To accompany the payment of the allowance for hours not worked by employees, the employer receives a lump-sum allowance co-financed by the State and Unedic (Unemployment regime) for an hourly amount of EUR. 7.74 euros for companies with less than 250 employees;

For this, the employer must apply for the partial activity on this website: https://activitepartielle.emploi.gouv.fr/aparts/. The employer may receive the partial activity allowance within the limit of 1,000 hours per year and per employee.

The procedure of partial activity entail the prior information-consultation of the CSE.

If the State accepts the partial activity, employees could not claim any modification of their employment contact.

Work from home 

If the situation so requires, the employer may impose working from home, the epidemic risk allowing the employer to do so without collecting the express employee's agreement.

Leave

If necessary, the employer may modify the dates of leave already set by the employee to cover the 14-day vigilance period. Conversely, if the employee has not set any leave, the employer cannot impose it.

For example, Air France proposed to its employees, on a voluntary basis, to take their vacation days or take unpaid leaves.

5. Employee claims (e.g., exposure to Coronavirus in the course of business, inability to perform function)

Right of withdrawal

The government specifies that if the employer complies with the updated government recommendations available at https://www.gouvernement.fr/info-coronavirus, the right of withdrawal should be very limited.

In particular, it is specified that, subject to the sovereign discretion of the jurisdictions, on the sole ground that a member of the company returns from a risk area or has been in contact with an infected person, the conditions for exercising the right to withdraw are not met if the employer implements the government's recommendations.
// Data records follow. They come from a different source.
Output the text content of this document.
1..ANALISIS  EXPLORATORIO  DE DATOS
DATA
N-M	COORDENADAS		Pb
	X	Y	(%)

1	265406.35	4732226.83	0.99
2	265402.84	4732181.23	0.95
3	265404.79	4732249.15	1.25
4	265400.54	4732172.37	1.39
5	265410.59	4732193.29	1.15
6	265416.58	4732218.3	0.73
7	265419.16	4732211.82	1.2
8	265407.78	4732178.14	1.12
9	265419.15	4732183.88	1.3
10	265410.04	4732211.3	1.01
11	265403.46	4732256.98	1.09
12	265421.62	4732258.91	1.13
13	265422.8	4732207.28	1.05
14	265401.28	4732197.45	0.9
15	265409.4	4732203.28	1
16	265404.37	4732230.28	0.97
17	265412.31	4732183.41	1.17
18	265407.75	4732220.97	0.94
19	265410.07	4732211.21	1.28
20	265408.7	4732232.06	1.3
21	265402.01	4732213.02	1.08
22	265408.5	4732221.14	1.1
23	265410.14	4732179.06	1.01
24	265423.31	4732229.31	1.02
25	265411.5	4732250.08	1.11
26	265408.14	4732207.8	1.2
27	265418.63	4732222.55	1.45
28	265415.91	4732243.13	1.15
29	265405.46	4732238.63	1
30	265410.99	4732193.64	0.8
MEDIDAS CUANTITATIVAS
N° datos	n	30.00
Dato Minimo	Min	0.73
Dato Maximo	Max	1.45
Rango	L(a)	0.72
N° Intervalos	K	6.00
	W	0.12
The Ministry of Labor specifies that "if these recommendations are properly followed, the risk to other employees is limited since, according to the epidemiological data available to date, only close and prolonged contact with persons presenting symptoms could contaminate them." These recommendations are updated daily on the website (https://www.gouvernement.fr/info-coronavirus).

The Ministry of Labor's press release also specifies that it has already given its opinion on the exercise of the right of withdrawal in a crisis situation within the framework of DGT Circular No. 2007/18 of 18 December 2007 relating to the continuity of private sector activity in the event of an influenza pandemic, as well as DGT Circular No. 2009/16 of 3 July 2009 relating to the influenza pandemic. The solution was then the same. The employer will therefore have to respect the government's recommendations in order to limit the valid recourse to the right to withdrawal.

Occupational risk

There is no answer in the government's press release. However, COVID-19 is not the first pandemic that France has experienced and during the H1N1 pandemic several circulars were issued. Thus, it seems that it is necessary to rely on these circulars. Circular DGT 2007-18 of 18 December 2007 provides that the risk associated with a pandemic cannot legally be qualified as an occupational risk, insofar as the potential contamination is not directly related to the company's activity but is generated by the intensity of inter-human transmission to which the entire population is exposed.

6. Employee data privacy / employer data collection and sharing

No special provisions have been put in place regarding personal data and COVID-19. The general provisions continue to apply. On the other hand, it is conceivable that the employer may ask such workers to notify him/her in the event of a stay in a risk area.